In diesem Fall geht es um China. Hier haben wir viel Geld investiert und eine interessante Partnerschaften geschlossen. China ist zum Technologietreiber geworden und viele Innovationen im Smartphone-Bereich kommen mittlerweile von dort. Wir fokussieren uns auf China und adressieren mit unserer Partnerschaft zukünftige Anforderungen im Smartphone-Bereich.

Wer ist der Partner?

Das ich derzeit noch nicht bekanntgegeben. Nur das Ziel der Partnerschaft kann ich Ihnen nennen: Wir wollen Power-Management und ergänzende Technologien für NG-LTE entwickeln.

Aufgrund des schwächelnden Smartphone-Marktes dürfte die Abhängigkeit von diesem Bereich geschrumpft sein?

Ja und nachdem wir in andere attraktive Bereiche stark investiert haben, werden wir dieses Jahr wiederwachsen, auch ohne Übernahmen. Wir sind von einem Umsatz von ca. 80 Mio. Dollar im Jahr 2007 auf 1,4 Mrd. Dollar in 2013 gewachsen und diese Wachstumsrate wollen wir wieder erreichen.

Dialog wollte ams und später Atmel kaufen. Das eine Unternehmen ist Sensorspezialist, der andere MCU-Hersteller, nicht gerade viele Gemeinsamkeiten zwischen den beiden. Welche Strategie steckt dahinter?

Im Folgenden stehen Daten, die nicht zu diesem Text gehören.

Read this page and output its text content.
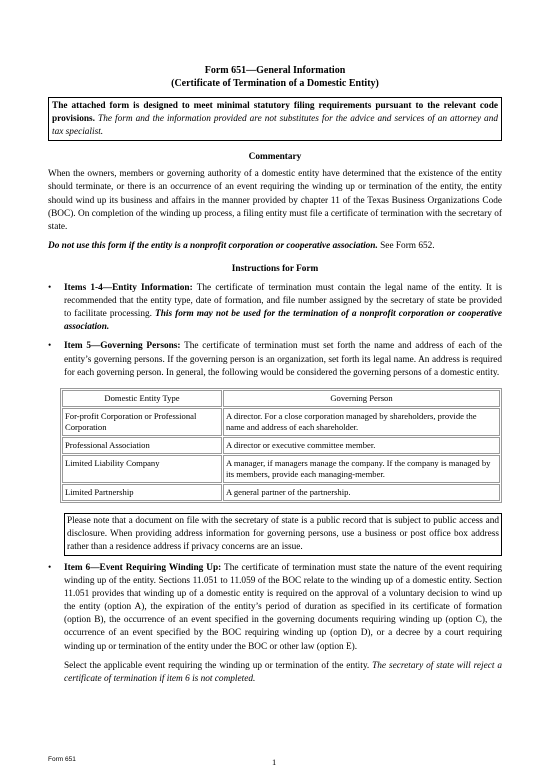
Form 651—General Information
(Certificate of Termination of a Domestic Entity)
The attached form is designed to meet minimal statutory filing requirements pursuant to the relevant code provisions. The form and the information provided are not substitutes for the advice and services of an attorney and tax specialist.
Commentary

When the owners, members or governing authority of a domestic entity have determined that the existence of the entity should terminate, or there is an occurrence of an event requiring the winding up or termination of the entity, the entity should wind up its business and affairs in the manner provided by chapter 11 of the Texas Business Organizations Code (BOC). On completion of the winding up process, a filing entity must file a certificate of termination with the secretary of state.

Do not use this form if the entity is a nonprofit corporation or cooperative association. See Form 652.

Instructions for Form
• Items 1-4—Entity Information: The certificate of termination must contain the legal name of the entity. It is recommended that the entity type, date of formation, and file number assigned by the secretary of state be provided to facilitate processing. This form may not be used for the termination of a nonprofit corporation or cooperative association.
• Item 5—Governing Persons: The certificate of termination must set forth the name and address of each of the entity’s governing persons. If the governing person is an organization, set forth its legal name. An address is required for each governing person. In general, the following would be considered the governing persons of a domestic entity.
Domestic Entity Type	Governing Person
For-profit Corporation or Professional Corporation	A director. For a close corporation managed by shareholders, provide the name and address of each shareholder.
Professional Association	A director or executive committee member.
Limited Liability Company	A manager, if managers manage the company. If the company is managed by its members, provide each managing-member.
Limited Partnership	A general partner of the partnership.
Please note that a document on file with the secretary of state is a public record that is subject to public access and disclosure. When providing address information for governing persons, use a business or post office box address rather than a residence address if privacy concerns are an issue.
• Item 6—Event Requiring Winding Up: The certificate of termination must state the nature of the event requiring winding up of the entity. Sections 11.051 to 11.059 of the BOC relate to the winding up of a domestic entity. Section 11.051 provides that winding up of a domestic entity is required on the approval of a voluntary decision to wind up the entity (option A), the expiration of the entity’s period of duration as specified in its certificate of formation (option B), the occurrence of an event specified in the governing documents requiring winding up (option C), the occurrence of an event specified by the BOC requiring winding up (option D), or a decree by a court requiring winding up or termination of the entity under the BOC or other law (option E).
Select the applicable event requiring the winding up or termination of the entity. The secretary of state will reject a certificate of termination if item 6 is not completed.
Form 651	1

Beide Unternehmen sind Spezialisten für Produkte, die im IoT wichtig sind: Sensoren, MCUs und Connectivity sind wichtige Elemente in der IoT-Welt. Auf ams bezogen, hätten die Sensoren hervorragend zu unseren Power-Management-Produkten gepasst, weil diese Bausteine in vielen Fällen in denselben Geräten eingesetzt werden. Es hätte also zwischen uns viele Synergieeffekte gegeben.
Und Atmel war nicht nur wegen den Controllern und IoT interessant, sondern auch wegen unseren eigenen Bluetooth-LE-Aktivitäten. Wir verdoppeln unsere Lieferumfänge nahezu jedes Jahr in diesem Bereich. 2014 waren es 4 Mio., 2015 rund 25 Mio., im letzten Jahr rund 45 Mio. und in diesem Jahr erwarten wir 90 Mio. Bluetooth-LE-ICs. Neben Bluetooth ICs sitzt typischerweise ein Controller und Sensoren. Das heißt, Atmels MCUs hätten ebenfalls hervorragend zu unserem Produktspektrum gepasst. Atmel hatte aber noch einen weiteren Pluspunkt: sein Distributionsnetz. Mit dieser Übernahme hätten wir quasi über Nacht Zugriff auf tausende von Kunden erhalten. Und wir hätten mit dieser Übernahme die Möglichkeit gehabt, unser Produkt-, Kunden und Applikationsspektrum enorm zu diversifizieren und die Abhängigkeit von unseren Schlüsselkunden zu reduzieren.

Sensoren – nur auf der Systemebene interessant

Wenn Sie immer noch nach möglichen Übernahmekandidaten suchen, sind dann Sensorunternehmen immer noch interessant?
Die Sensorwelt hat sich etwas geändert und zwar in Hinblick darauf, dass reine Sensoren inzwischen Commodity-Produkte sind. Man muss also mehr auf die Systemebene schauen und sich die Frage stellen: Wo kann man rund um den Sensor einen Mehrwert generieren, den man dann auch monetisieren kann. Dialog Semiconductor hat vor gut einem Jahr mit ShunSin Technology, eine Foxconn-Tochter, und Dyna Image, ein Tochterunternehmen von Lite-On Semiconductor, ein Joint Venture gegründet, an dem Dialog 40 Prozent hält. Dyna Image ist Spezialist für optische, Beschleunigungs-, Näherungssensoren für Consumer-Anwendungen, also ein ähnliches Portfolio wie ams. Wir fokussieren uns mittlerweile auf Sensoren der nächsten Generation, mit denen Geräte VR/AR-fähig (VR/AR: Virtual Reality/Augmented Reality) gemacht werden können. Also Sensoren, die keine Commodity-Produkte sind. Da gibt es Nachfrage.